If you use ad blocking software, the company will override that and start showing ads on the platform. But even while forcing those ads, Facebook will also give you more control over what ads you see.
If this works, ads should become more relevant to users and more valuable to advertisers, and therefore more profitable for Facebook. If it backfires, Facebook will annoy users who are used to ad-blocking software, and could lose revenue as people opt out of ads. But with the rise of ad-blocking software, and the demand for accurately targeted ads, Facebook seems to be making a calculated choice.
"We've all experienced a lot of bad ads," Facebook's Andrew Bosworth wrote in a blog post announcing the new tools. "As a result of what we've learned, we've introduced tools to help people control their experience, improved how we decide which ads to show and created new ad formats that complement, rather than detract from, people's experience online."
Users can also opt to stop seeing ads from certain businesses or organizations that have added them to their customer lists. Or users can choose to stop seeing ads based on their interest — by going into your ad preferences and indicating you don't want to see ads about, say travel.

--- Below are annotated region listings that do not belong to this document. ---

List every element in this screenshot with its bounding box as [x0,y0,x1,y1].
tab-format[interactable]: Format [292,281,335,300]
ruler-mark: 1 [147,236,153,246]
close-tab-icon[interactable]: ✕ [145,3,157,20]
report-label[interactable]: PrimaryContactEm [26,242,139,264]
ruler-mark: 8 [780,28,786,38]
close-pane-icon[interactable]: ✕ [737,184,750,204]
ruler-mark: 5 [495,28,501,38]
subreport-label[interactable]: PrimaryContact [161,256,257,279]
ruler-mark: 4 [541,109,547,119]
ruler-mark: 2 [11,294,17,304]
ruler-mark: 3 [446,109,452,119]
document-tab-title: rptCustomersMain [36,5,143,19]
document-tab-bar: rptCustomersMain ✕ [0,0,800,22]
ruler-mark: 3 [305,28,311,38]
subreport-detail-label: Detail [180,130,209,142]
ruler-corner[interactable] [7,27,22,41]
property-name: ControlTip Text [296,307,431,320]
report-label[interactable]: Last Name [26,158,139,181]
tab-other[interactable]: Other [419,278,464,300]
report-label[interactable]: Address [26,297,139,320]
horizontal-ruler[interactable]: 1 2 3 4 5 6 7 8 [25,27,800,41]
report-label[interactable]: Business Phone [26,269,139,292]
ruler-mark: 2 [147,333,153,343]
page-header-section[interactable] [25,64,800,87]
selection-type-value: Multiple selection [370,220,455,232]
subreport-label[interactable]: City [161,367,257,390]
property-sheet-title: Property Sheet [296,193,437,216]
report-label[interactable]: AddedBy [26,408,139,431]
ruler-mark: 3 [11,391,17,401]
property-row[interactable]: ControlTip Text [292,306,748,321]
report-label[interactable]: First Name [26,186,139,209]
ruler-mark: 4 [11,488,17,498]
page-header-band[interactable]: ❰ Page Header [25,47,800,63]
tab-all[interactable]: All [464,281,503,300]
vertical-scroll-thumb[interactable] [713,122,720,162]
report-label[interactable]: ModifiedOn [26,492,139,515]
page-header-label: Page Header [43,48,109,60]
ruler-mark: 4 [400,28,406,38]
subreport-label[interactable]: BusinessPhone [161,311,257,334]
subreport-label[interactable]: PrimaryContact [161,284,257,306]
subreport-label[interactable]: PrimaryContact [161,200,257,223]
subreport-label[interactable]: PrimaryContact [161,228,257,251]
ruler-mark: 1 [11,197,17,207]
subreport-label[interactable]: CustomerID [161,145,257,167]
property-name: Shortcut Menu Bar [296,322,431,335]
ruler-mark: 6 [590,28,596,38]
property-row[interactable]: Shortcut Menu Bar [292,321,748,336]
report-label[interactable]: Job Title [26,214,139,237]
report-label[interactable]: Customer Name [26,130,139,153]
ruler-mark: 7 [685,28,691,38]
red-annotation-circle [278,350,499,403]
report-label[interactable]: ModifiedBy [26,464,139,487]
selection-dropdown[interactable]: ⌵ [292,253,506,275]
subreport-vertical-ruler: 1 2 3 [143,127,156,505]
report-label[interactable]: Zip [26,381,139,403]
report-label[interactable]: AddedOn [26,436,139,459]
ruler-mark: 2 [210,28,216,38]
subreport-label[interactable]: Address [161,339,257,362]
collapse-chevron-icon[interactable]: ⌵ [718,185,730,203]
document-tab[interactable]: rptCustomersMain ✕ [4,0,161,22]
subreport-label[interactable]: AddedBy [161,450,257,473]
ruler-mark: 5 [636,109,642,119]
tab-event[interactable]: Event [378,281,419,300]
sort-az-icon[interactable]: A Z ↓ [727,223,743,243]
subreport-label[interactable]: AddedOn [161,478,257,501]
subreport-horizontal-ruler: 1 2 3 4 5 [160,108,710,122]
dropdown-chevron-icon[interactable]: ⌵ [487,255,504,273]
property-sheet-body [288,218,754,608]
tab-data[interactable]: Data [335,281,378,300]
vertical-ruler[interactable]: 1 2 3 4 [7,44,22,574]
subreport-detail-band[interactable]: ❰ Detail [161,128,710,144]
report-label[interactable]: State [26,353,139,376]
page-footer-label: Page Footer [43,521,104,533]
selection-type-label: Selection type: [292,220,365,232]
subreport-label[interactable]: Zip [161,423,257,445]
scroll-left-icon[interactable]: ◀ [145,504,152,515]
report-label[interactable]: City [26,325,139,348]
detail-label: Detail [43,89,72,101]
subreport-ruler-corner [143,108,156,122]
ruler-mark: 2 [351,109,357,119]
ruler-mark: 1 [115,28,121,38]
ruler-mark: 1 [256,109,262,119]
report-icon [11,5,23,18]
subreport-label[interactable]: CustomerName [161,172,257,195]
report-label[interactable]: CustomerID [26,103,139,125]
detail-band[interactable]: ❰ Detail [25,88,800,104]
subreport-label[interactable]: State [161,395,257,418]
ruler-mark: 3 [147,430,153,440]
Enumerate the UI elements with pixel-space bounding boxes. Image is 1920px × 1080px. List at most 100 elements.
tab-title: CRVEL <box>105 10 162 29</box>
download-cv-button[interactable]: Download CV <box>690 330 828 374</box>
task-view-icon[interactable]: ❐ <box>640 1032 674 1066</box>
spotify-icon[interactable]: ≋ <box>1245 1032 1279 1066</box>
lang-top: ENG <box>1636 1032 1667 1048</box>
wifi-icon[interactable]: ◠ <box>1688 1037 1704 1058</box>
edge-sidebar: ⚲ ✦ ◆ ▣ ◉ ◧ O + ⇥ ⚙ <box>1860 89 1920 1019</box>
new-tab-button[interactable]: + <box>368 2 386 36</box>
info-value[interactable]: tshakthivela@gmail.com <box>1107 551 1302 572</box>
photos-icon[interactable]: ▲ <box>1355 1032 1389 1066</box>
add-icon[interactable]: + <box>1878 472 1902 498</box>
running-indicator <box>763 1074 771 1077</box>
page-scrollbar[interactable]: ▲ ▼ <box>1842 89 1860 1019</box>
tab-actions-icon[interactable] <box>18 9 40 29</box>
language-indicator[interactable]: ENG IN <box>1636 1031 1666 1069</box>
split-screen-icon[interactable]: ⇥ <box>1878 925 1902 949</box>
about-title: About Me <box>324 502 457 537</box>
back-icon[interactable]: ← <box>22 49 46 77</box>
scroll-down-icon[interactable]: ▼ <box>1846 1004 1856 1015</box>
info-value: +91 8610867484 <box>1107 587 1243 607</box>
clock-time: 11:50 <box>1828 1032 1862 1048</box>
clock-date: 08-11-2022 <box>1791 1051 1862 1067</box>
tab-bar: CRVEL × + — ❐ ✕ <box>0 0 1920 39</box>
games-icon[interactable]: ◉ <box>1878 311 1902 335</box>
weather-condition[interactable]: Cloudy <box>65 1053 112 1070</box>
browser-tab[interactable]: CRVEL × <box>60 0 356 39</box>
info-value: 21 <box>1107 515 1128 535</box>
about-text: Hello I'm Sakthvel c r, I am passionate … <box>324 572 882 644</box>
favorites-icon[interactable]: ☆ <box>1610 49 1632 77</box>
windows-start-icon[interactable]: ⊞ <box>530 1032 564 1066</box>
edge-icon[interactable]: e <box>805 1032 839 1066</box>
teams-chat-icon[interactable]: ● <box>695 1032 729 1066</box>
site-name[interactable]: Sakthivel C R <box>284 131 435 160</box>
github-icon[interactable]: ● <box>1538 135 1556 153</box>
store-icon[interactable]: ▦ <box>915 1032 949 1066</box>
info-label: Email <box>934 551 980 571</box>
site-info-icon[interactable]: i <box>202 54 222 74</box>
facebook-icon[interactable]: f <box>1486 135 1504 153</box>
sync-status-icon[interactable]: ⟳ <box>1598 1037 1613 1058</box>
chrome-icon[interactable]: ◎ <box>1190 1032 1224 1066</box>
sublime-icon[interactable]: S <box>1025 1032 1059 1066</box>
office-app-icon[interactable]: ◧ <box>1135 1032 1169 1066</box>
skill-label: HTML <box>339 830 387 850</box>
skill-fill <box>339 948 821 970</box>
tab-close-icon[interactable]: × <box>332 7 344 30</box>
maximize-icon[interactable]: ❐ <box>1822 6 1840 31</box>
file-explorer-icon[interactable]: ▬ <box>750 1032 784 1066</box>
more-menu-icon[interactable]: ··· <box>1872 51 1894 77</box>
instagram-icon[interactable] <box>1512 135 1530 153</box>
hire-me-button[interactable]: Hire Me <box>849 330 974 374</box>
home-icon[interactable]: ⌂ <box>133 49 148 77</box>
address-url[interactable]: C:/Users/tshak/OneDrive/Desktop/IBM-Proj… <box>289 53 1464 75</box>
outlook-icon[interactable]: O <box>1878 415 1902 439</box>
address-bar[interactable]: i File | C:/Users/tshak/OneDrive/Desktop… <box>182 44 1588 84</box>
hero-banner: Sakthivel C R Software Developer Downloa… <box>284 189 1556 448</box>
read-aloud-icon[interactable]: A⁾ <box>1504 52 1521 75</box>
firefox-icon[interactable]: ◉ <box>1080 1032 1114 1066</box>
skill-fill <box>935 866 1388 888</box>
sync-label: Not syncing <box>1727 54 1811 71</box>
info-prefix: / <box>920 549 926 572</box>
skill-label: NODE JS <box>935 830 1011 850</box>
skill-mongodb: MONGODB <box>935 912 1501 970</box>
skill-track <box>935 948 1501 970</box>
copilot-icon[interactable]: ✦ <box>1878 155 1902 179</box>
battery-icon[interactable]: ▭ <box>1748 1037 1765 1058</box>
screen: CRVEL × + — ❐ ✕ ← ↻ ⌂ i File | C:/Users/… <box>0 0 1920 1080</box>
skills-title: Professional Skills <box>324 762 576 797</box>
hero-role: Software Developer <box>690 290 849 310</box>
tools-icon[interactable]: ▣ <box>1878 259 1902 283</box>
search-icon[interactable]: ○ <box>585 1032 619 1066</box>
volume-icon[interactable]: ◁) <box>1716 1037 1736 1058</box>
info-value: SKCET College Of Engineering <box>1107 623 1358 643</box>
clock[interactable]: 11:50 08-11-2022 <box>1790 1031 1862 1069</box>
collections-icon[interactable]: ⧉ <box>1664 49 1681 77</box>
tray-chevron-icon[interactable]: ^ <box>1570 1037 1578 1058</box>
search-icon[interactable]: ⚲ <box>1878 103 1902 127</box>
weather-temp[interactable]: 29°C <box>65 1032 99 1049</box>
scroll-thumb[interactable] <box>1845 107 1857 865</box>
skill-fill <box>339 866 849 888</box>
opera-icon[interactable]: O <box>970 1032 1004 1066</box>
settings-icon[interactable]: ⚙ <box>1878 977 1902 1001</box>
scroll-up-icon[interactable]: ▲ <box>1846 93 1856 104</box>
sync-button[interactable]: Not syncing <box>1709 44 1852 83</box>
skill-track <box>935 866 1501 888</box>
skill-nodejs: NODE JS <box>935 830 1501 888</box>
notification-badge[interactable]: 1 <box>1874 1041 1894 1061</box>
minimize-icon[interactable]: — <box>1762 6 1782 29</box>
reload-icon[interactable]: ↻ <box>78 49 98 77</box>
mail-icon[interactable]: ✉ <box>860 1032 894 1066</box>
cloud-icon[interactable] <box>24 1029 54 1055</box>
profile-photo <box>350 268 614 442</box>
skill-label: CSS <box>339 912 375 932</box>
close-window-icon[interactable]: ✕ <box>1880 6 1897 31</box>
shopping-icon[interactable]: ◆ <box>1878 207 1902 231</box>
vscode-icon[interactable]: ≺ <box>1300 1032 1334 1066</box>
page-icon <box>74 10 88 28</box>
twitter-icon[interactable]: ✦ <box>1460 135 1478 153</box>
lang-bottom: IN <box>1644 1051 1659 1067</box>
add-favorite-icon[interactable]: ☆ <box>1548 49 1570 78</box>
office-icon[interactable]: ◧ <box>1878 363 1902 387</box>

Bosworth, who is VP of ads and business platform, said that as Facebook offers its users more controls "to stop annoying, disruptive ads," it will also begin overriding ad blocks to show ads to desktop users with that software.
"Some ad-blocking companies accept money in exchange for showing ads that they previously blocked — a practice that is at best confusing to people, and that reduces the funding needed to support the journalism and other free services that we enjoy on the web," Bosworth wrote.
"Ads support our mission of giving people the power to share and making the world more open and connected. Rather than paying ad blocking companies to unblock the ads we show — as some of these companies have invited us to do in the past — we're putting control in people's hands with our updated ad preferences and our other advertising controls."
Facebook also said last week it has changed its newsfeed algorithm in an effort to reduce the amount of clickbait people see.
Correction: This story has been revised to include Bosworth's most recent title.